Like Hill, Vindman had a eureka moment. It was suddenly clear to him that rather than support an ally in a shooting war against Russia, Trump was using Kyiv’s desperate position to pressure Zelensky to smear a possible 2020 opponent. Vindman brought his notebook to Eisenberg, the NSC lawyer, and read him through the call, underscoring the points where Trump appeared to solicit interference in the 2020 campaign. Eisenberg took everything down on a yellow notepad. Later that week, Eisenberg came back to Vindman and told him “not to talk to anybody else” about the matter, he testified. An NSC spokesperson declined to comment.
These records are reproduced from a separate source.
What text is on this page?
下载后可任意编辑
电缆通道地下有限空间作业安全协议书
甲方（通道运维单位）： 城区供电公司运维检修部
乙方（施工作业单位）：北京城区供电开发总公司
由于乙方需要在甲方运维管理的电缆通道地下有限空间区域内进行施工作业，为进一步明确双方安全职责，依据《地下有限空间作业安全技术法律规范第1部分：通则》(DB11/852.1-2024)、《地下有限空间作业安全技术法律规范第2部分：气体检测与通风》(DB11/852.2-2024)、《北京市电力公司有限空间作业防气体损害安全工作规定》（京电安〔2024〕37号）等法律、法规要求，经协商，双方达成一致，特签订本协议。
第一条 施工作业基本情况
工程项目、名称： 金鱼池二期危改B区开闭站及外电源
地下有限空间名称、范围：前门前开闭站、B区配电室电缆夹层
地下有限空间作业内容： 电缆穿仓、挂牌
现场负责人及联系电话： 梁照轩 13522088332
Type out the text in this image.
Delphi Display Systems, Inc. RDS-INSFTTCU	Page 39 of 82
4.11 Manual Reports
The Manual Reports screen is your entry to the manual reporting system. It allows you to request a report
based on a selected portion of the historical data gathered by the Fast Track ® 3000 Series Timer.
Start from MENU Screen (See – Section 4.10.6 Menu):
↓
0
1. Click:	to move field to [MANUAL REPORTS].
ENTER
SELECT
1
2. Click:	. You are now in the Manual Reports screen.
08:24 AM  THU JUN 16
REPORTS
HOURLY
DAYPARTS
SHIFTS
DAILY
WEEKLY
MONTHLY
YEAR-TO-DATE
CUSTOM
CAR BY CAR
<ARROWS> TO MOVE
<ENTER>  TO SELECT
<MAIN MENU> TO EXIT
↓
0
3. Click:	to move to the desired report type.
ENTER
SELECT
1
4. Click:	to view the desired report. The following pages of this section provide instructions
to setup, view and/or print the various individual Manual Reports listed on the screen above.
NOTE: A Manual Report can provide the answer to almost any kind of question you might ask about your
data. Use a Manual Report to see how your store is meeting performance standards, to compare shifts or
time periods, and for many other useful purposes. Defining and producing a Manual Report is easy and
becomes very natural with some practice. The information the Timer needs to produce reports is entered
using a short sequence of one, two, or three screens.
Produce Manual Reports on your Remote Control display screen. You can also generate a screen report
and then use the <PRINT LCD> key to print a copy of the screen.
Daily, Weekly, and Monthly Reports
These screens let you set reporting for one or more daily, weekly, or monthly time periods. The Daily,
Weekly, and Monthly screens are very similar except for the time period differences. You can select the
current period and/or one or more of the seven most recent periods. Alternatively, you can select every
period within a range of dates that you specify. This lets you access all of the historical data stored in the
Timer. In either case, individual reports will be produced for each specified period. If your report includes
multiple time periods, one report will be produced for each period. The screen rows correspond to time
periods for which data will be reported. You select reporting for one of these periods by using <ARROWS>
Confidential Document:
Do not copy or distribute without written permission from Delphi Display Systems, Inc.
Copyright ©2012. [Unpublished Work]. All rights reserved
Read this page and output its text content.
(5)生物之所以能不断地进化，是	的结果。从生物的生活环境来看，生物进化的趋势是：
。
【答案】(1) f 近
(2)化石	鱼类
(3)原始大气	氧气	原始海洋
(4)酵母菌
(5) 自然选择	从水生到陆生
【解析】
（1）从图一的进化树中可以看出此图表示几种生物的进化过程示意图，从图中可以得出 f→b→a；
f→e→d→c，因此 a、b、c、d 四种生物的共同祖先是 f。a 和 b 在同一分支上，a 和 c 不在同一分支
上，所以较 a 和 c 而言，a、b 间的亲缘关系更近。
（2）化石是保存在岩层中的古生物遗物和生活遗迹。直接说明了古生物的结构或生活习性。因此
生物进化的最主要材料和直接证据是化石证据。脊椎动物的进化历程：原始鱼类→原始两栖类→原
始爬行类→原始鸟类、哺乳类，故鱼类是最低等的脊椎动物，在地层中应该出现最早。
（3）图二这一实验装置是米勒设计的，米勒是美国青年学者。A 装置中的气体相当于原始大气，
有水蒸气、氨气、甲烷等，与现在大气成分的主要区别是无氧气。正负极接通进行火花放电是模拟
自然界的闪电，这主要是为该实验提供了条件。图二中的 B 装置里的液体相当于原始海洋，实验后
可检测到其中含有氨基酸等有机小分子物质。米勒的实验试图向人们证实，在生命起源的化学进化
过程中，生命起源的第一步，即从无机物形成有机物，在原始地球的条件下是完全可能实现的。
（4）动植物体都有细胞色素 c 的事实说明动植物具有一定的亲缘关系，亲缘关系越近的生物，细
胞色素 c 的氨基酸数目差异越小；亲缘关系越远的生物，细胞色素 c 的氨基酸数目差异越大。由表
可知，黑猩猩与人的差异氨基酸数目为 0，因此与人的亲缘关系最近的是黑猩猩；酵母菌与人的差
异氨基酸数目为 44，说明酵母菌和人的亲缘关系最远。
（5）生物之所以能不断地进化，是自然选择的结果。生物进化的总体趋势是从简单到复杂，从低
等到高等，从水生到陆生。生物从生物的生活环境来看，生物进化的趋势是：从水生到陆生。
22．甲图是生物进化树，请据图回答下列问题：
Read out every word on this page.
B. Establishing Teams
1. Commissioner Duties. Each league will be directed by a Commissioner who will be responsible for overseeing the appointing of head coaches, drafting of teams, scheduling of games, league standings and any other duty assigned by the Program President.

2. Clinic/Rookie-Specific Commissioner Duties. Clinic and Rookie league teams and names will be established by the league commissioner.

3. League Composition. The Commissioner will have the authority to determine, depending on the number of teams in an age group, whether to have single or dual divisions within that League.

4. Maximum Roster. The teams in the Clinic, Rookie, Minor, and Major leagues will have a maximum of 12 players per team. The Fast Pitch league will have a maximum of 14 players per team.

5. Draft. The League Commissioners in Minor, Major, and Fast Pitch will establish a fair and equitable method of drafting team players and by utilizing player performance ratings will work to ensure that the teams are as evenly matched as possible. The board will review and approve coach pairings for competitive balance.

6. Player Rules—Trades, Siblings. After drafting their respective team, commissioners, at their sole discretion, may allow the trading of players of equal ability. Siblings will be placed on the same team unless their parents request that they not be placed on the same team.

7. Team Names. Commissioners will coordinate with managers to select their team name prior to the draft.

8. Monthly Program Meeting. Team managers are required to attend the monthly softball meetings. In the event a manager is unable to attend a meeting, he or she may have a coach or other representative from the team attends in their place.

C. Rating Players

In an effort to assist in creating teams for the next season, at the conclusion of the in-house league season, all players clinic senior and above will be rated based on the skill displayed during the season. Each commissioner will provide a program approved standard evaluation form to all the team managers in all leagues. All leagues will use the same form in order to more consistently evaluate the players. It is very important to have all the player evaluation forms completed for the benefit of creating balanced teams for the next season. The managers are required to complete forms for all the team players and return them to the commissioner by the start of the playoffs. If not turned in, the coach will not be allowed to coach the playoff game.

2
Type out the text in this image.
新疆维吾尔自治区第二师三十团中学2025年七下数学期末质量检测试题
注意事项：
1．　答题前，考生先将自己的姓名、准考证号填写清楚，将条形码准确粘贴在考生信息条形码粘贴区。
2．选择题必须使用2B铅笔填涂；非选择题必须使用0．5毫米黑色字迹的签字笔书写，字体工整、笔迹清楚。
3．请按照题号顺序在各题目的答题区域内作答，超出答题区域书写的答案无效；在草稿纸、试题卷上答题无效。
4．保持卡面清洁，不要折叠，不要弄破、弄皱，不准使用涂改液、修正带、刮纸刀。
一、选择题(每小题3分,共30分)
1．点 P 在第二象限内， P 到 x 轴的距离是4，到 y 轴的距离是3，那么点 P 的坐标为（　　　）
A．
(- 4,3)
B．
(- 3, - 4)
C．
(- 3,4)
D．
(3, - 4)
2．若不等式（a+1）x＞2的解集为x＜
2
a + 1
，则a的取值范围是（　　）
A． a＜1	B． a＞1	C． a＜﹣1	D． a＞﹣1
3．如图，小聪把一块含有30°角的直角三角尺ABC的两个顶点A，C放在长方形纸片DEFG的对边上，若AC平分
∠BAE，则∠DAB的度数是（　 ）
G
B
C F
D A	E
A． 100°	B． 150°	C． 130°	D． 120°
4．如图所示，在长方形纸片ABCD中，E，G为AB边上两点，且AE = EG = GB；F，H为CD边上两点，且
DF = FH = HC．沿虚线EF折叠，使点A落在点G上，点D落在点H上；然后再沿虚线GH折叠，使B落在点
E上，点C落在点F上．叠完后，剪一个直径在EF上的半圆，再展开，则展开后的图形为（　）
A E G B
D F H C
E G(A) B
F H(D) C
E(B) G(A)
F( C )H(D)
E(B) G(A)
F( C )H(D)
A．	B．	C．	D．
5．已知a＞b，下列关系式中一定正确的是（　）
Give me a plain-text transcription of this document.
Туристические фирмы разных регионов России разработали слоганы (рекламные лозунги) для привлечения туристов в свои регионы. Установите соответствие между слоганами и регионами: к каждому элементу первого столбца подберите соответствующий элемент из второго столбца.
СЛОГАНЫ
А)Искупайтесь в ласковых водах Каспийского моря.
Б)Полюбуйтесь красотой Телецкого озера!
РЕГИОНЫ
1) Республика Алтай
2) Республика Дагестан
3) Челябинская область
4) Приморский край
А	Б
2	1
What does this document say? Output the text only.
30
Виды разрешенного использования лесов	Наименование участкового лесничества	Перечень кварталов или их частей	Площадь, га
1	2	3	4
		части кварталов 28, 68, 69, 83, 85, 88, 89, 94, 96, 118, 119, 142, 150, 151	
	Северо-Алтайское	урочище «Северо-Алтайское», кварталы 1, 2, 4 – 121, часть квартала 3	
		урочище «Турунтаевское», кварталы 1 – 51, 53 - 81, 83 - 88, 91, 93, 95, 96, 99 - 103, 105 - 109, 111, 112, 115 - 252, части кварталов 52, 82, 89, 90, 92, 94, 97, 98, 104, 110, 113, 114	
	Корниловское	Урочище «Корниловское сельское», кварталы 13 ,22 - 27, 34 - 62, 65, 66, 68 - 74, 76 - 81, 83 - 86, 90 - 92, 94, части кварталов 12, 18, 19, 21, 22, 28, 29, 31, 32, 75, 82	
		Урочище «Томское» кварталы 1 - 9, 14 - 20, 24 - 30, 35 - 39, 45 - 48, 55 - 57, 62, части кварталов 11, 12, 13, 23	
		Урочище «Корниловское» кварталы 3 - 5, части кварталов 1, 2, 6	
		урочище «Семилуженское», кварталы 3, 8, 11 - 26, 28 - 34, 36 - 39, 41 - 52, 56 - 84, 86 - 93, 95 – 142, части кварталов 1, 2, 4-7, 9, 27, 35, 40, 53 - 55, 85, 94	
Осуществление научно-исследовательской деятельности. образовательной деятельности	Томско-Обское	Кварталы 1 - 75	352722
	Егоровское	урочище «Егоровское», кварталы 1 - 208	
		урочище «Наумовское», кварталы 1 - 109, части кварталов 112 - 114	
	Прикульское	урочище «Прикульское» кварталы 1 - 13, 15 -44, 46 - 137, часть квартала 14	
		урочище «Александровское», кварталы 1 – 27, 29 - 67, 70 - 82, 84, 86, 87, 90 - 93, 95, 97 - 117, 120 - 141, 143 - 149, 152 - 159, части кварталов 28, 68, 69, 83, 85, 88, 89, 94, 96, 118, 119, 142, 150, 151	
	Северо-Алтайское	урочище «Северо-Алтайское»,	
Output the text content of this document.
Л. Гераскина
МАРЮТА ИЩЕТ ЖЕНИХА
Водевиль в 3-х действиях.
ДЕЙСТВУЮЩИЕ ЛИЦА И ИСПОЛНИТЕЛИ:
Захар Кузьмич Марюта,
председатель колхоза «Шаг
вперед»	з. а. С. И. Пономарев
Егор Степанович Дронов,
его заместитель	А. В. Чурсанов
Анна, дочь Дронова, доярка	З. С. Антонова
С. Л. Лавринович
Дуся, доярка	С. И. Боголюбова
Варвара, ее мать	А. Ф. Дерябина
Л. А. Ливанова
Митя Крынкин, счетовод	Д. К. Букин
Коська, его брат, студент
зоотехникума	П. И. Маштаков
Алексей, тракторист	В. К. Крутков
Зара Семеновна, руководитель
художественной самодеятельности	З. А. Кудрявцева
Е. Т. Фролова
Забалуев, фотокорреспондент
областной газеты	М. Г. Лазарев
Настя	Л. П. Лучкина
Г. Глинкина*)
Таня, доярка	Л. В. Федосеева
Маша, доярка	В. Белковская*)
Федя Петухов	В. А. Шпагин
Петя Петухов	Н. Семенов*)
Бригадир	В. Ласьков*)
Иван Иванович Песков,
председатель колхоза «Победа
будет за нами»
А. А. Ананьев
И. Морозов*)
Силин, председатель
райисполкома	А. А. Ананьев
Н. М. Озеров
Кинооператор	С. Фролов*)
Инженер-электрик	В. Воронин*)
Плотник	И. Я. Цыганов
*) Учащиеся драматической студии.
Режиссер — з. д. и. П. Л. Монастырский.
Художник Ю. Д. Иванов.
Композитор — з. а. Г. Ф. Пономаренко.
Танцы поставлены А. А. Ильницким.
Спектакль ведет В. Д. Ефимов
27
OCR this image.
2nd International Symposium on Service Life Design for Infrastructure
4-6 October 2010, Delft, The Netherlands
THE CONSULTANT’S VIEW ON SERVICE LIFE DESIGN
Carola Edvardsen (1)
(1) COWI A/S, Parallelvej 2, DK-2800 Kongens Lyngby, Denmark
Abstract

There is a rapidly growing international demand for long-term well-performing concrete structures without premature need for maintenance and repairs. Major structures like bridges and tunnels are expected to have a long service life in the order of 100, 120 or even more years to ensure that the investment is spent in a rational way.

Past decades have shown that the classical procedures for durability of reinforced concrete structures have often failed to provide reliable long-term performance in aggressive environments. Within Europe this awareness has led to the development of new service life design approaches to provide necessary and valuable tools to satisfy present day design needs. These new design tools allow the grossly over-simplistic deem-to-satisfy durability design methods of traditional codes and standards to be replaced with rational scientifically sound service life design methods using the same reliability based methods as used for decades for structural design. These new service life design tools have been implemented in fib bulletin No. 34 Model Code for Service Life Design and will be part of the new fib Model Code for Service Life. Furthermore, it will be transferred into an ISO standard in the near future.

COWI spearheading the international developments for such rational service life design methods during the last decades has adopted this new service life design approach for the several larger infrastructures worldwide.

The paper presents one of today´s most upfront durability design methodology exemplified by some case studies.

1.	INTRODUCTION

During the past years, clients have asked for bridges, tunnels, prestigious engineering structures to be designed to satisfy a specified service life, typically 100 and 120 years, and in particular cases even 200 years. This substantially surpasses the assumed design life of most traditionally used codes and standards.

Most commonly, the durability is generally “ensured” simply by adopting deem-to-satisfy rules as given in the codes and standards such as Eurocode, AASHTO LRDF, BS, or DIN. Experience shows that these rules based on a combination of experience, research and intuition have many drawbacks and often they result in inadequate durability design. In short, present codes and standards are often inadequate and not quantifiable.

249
The day after Trump’s call with Zelensky, Sondland took three embassy staffers, including counselor on political affairs David Holmes, to lunch at an upscale Kyiv restaurant known for its appetizer of black caviar on thin savory pancakes. Sitting on the terrace within earshot of the street, Sondland ordered a steak with red wine as the group shared a dish of Ukrainian dumplings. Sondland kept looking at his watch. At 6:30 a.m., D.C. time, he reached for his phone, tapped its screen and said, “-Gordon Sondland, calling for the President.”

When the President came on, Sondland said, in a big, booming voice, “Good morning, Mr. President.” Sondland winced and held the phone as the President responded equally loudly. “So, he’s going to do the investigations?” Trump said. “Oh, yeah, he’s going to do it,” Sondland responded. “He’ll do anything you ask him to do.” Across the table, Holmes took out his own phone and began to tap out notes on the conversation.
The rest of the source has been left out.